Dodge, 2002 yılında Viper SRT10 Roadster’ın üçüncü neslini tanıttı ve Amerikan spor arabaları arasındaki beygir gücü savaşını yeniden alevlendirdi.
Viper, 1991’de piyasaya sürülmesinden bu yana piyasayı hareketlendirdi. Bir roadster olarak tanıtıldı ve coupe versiyonu daha sonra geldi. Piyasadaki on iki yılında, dünyanın dört bir yanındaki yarış pistlerinde Ferrari, Lamborghini veya Aston Martin’e karşı yarışarak tanındı. Kaba kuvveti ve affetmeyen platformu, onu korkutucu ama arzu edilen bir araç haline getirdi.
Osamu Shikado, roadster’ı 1999’da tasarladı, ancak nihai üründe birkaç ayar yapıldı. Viper’ın yılan gözü şeklindeki farları zaten benzersizdi ve otomobil tutkunları arasında tanındı. Tasarımcı, kaputun güç kubbesinin önüne bir hava girişi yerleştirdi ve ek on çıta motor bölmesindeki sıcak havayı serbest bıraktı. Doge, yan eşiklerle kaplı yanlara, orijinal konumlarına dönen yan egzozları yerleştirdi. Sadece kabinin önündeki ön camı ve başka hiçbir sütunu olmayan gerçek bir roadsterdı. Kanvas üst kısım tamamen koltukların arkasına gizlenmişti.
İçeride, sade kabin, geniş bir orta konsolla ayrılmış sadece iki kişiye yer bırakıyordu. Vites kolu, tüm arabanın ona bağlı olduğu gibi kalın ve güçlüydü. En iyi bilinen Amerikan süper otomobili olduğu için tasarımcı, sürücü için unutulmaz bir deneyim yaratmaya karar verdi ve orta konsolu sürücü koltuğuna doğru yatırdı. Selefinden farklı olarak, 2003 Viper, elektrikli cam düğmelerinin yanında park freninin yanında bir bardak tutucuya sahipti.

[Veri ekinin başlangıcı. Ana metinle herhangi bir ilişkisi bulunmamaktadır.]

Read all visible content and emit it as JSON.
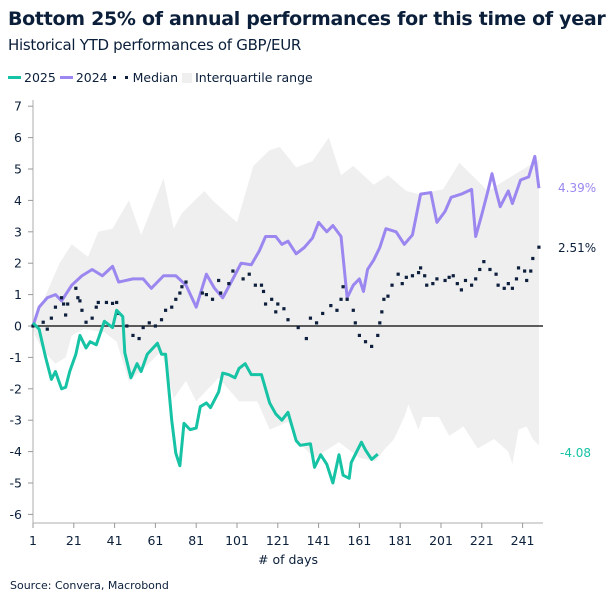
{
  "title": "Bottom 25% of annual performances for this time of year",
  "subtitle": "Historical YTD performances of GBP/EUR",
  "source": "Source: Convera, Macrobond",
  "legend": [
    {
      "label": "2025",
      "color": "#17c3a5",
      "kind": "line"
    },
    {
      "label": "2024",
      "color": "#9b87ef",
      "kind": "line"
    },
    {
      "label": "Median",
      "color": "#0d1f3c",
      "kind": "dots"
    },
    {
      "label": "Interquartile range",
      "color": "#efefef",
      "kind": "area"
    }
  ],
  "end_labels": {
    "s2024": "4.39%",
    "median": "2.51%",
    "s2025": "-4.08"
  },
  "chart_data": {
    "type": "line",
    "title": "Bottom 25% of annual performances for this time of year",
    "subtitle": "Historical YTD performances of GBP/EUR",
    "xlabel": "# of days",
    "ylabel": "",
    "xlim": [
      1,
      251
    ],
    "ylim": [
      -6,
      7
    ],
    "xticks": [
      "1",
      "21",
      "41",
      "61",
      "81",
      "101",
      "121",
      "141",
      "161",
      "181",
      "201",
      "221",
      "241"
    ],
    "yticks": [
      "7",
      "6",
      "5",
      "4",
      "3",
      "2",
      "1",
      "0",
      "-1",
      "-2",
      "-3",
      "-4",
      "-5",
      "-6"
    ],
    "grid": false,
    "legend_position": "top-left",
    "series": [
      {
        "name": "2025",
        "color": "#17c3a5",
        "x": [
          1,
          4,
          7,
          10,
          12,
          15,
          17,
          19,
          22,
          24,
          27,
          29,
          32,
          36,
          40,
          42,
          45,
          46,
          49,
          52,
          54,
          57,
          62,
          64,
          66,
          69,
          71,
          73,
          75,
          78,
          81,
          83,
          86,
          88,
          92,
          94,
          97,
          100,
          102,
          105,
          108,
          113,
          117,
          120,
          123,
          126,
          130,
          132,
          137,
          139,
          142,
          145,
          148,
          151,
          153,
          156,
          157,
          162,
          164,
          167,
          170
        ],
        "y": [
          0.1,
          -0.1,
          -0.95,
          -1.7,
          -1.45,
          -2.0,
          -1.95,
          -1.45,
          -0.9,
          -0.3,
          -0.7,
          -0.5,
          -0.6,
          0.15,
          -0.05,
          0.5,
          0.3,
          -0.85,
          -1.65,
          -1.2,
          -1.45,
          -0.9,
          -0.55,
          -0.9,
          -0.9,
          -3.0,
          -4.05,
          -4.45,
          -3.1,
          -3.3,
          -3.25,
          -2.57,
          -2.45,
          -2.6,
          -2.1,
          -1.5,
          -1.55,
          -1.65,
          -1.35,
          -1.2,
          -1.55,
          -1.55,
          -2.45,
          -2.8,
          -3.0,
          -2.75,
          -3.65,
          -3.8,
          -3.75,
          -4.5,
          -4.1,
          -4.4,
          -5.0,
          -4.1,
          -4.75,
          -4.85,
          -4.35,
          -3.7,
          -3.95,
          -4.25,
          -4.08
        ]
      },
      {
        "name": "2024",
        "color": "#9b87ef",
        "x": [
          1,
          4,
          8,
          12,
          15,
          20,
          25,
          30,
          35,
          40,
          43,
          50,
          55,
          59,
          65,
          71,
          76,
          81,
          86,
          90,
          94,
          99,
          103,
          108,
          112,
          115,
          120,
          123,
          126,
          130,
          134,
          138,
          141,
          145,
          148,
          152,
          155,
          158,
          161,
          163,
          165,
          168,
          171,
          174,
          179,
          183,
          187,
          191,
          196,
          199,
          203,
          206,
          211,
          216,
          218,
          221,
          224,
          226,
          228,
          230,
          234,
          236,
          240,
          244,
          247,
          249
        ],
        "y": [
          0,
          0.6,
          0.9,
          1.0,
          0.8,
          1.3,
          1.6,
          1.8,
          1.6,
          1.9,
          1.4,
          1.5,
          1.5,
          1.2,
          1.6,
          1.6,
          1.3,
          0.6,
          1.65,
          1.2,
          0.9,
          1.5,
          2.0,
          1.95,
          2.4,
          2.85,
          2.85,
          2.6,
          2.7,
          2.3,
          2.5,
          2.8,
          3.3,
          3.0,
          3.2,
          2.85,
          0.9,
          1.3,
          1.5,
          1.1,
          1.8,
          2.1,
          2.5,
          3.1,
          3.0,
          2.6,
          2.9,
          4.2,
          4.25,
          3.3,
          3.65,
          4.1,
          4.2,
          4.35,
          2.85,
          3.55,
          4.3,
          4.85,
          4.3,
          3.8,
          4.3,
          3.9,
          4.65,
          4.75,
          5.4,
          4.39
        ]
      },
      {
        "name": "Median",
        "color": "#0d1f3c",
        "kind": "dots",
        "x": [
          1,
          6,
          8,
          10,
          12,
          15,
          16,
          17,
          18,
          22,
          23,
          24,
          25,
          27,
          30,
          32,
          33,
          37,
          40,
          42,
          43,
          47,
          50,
          53,
          55,
          58,
          61,
          64,
          66,
          69,
          71,
          73,
          74,
          76,
          84,
          86,
          89,
          92,
          93,
          97,
          99,
          104,
          107,
          110,
          113,
          114,
          115,
          118,
          120,
          121,
          124,
          126,
          131,
          135,
          137,
          140,
          143,
          147,
          150,
          152,
          153,
          155,
          158,
          159,
          161,
          164,
          167,
          170,
          171,
          172,
          173,
          175,
          177,
          180,
          182,
          184,
          187,
          190,
          191,
          193,
          194,
          197,
          199,
          203,
          205,
          207,
          209,
          211,
          213,
          216,
          218,
          220,
          222,
          225,
          228,
          229,
          232,
          234,
          236,
          238,
          239,
          242,
          243,
          245,
          246,
          249
        ],
        "y": [
          0,
          0.12,
          -0.1,
          0.25,
          0.6,
          0.9,
          0.7,
          0.35,
          0.7,
          1.2,
          0.9,
          0.8,
          0.5,
          0.12,
          0.25,
          0.6,
          0.75,
          0.75,
          0.72,
          0.75,
          0.4,
          0.0,
          -0.3,
          -0.4,
          -0.05,
          0.1,
          0.0,
          0.2,
          0.5,
          0.6,
          0.85,
          1.05,
          1.25,
          1.4,
          1.05,
          1.0,
          0.85,
          1.45,
          1.05,
          1.35,
          1.75,
          1.5,
          1.65,
          1.3,
          1.3,
          1.1,
          0.7,
          0.85,
          0.45,
          0.7,
          0.55,
          0.2,
          -0.05,
          -0.4,
          0.25,
          0.1,
          0.4,
          0.65,
          0.5,
          0.85,
          1.25,
          0.85,
          0.5,
          0.1,
          -0.3,
          -0.5,
          -0.65,
          -0.3,
          0.1,
          0.45,
          0.85,
          0.95,
          1.3,
          1.65,
          1.35,
          1.55,
          1.6,
          1.7,
          1.85,
          1.6,
          1.3,
          1.35,
          1.5,
          1.45,
          1.55,
          1.6,
          1.35,
          1.15,
          1.45,
          1.3,
          1.5,
          1.8,
          2.05,
          1.8,
          1.65,
          1.3,
          1.2,
          1.35,
          1.2,
          1.5,
          1.85,
          1.75,
          1.45,
          1.75,
          2.15,
          2.51
        ]
      },
      {
        "name": "Interquartile range",
        "color": "#efefef",
        "kind": "band",
        "upper_x": [
          1,
          6,
          14,
          20,
          28,
          33,
          40,
          48,
          54,
          65,
          70,
          74,
          85,
          89,
          101,
          109,
          117,
          122,
          130,
          138,
          146,
          152,
          158,
          168,
          175,
          184,
          190,
          202,
          210,
          224,
          234,
          244,
          249
        ],
        "upper_y": [
          0,
          0.8,
          2.0,
          2.6,
          2.2,
          3.0,
          3.1,
          4.0,
          2.9,
          4.7,
          3.1,
          3.6,
          4.3,
          4.0,
          3.3,
          5.1,
          5.6,
          5.7,
          5.05,
          5.25,
          6.0,
          4.8,
          5.1,
          4.5,
          4.8,
          4.3,
          4.2,
          4.35,
          5.2,
          4.3,
          4.7,
          5.1,
          5.3
        ],
        "lower_x": [
          1,
          2,
          6,
          12,
          17,
          20,
          26,
          36,
          42,
          48,
          56,
          64,
          70,
          76,
          81,
          92,
          102,
          111,
          117,
          126,
          131,
          139,
          151,
          161,
          169,
          173,
          178,
          183,
          185,
          190,
          192,
          200,
          205,
          212,
          219,
          227,
          234,
          236,
          239,
          243,
          246,
          249
        ],
        "lower_y": [
          0,
          -0.3,
          -0.8,
          -1.2,
          -1.0,
          -0.3,
          -0.1,
          -0.2,
          -0.5,
          -1.75,
          -1.3,
          -0.8,
          -2.3,
          -1.75,
          -2.4,
          -1.65,
          -2.4,
          -2.4,
          -3.3,
          -3.05,
          -3.7,
          -4.2,
          -3.7,
          -4.2,
          -4.3,
          -3.95,
          -3.6,
          -2.9,
          -2.5,
          -3.3,
          -2.9,
          -2.9,
          -3.5,
          -3.2,
          -3.9,
          -3.6,
          -4.0,
          -4.4,
          -3.3,
          -3.2,
          -3.6,
          -3.8
        ]
      }
    ]
  }
}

2003 Viper daha iyi bir fren sistemi ve ABS ile geldi. Kaputun altına, otomobil üreticisi standart altı vitesli düz şanzımanla eşleştirilmiş 8.3 litrelik bir V-10 motor yerleştirdi. Tüm gücü, sınırlı kaymalı bir diferansiyel aracılığıyla arka tekerleklere gönderdi.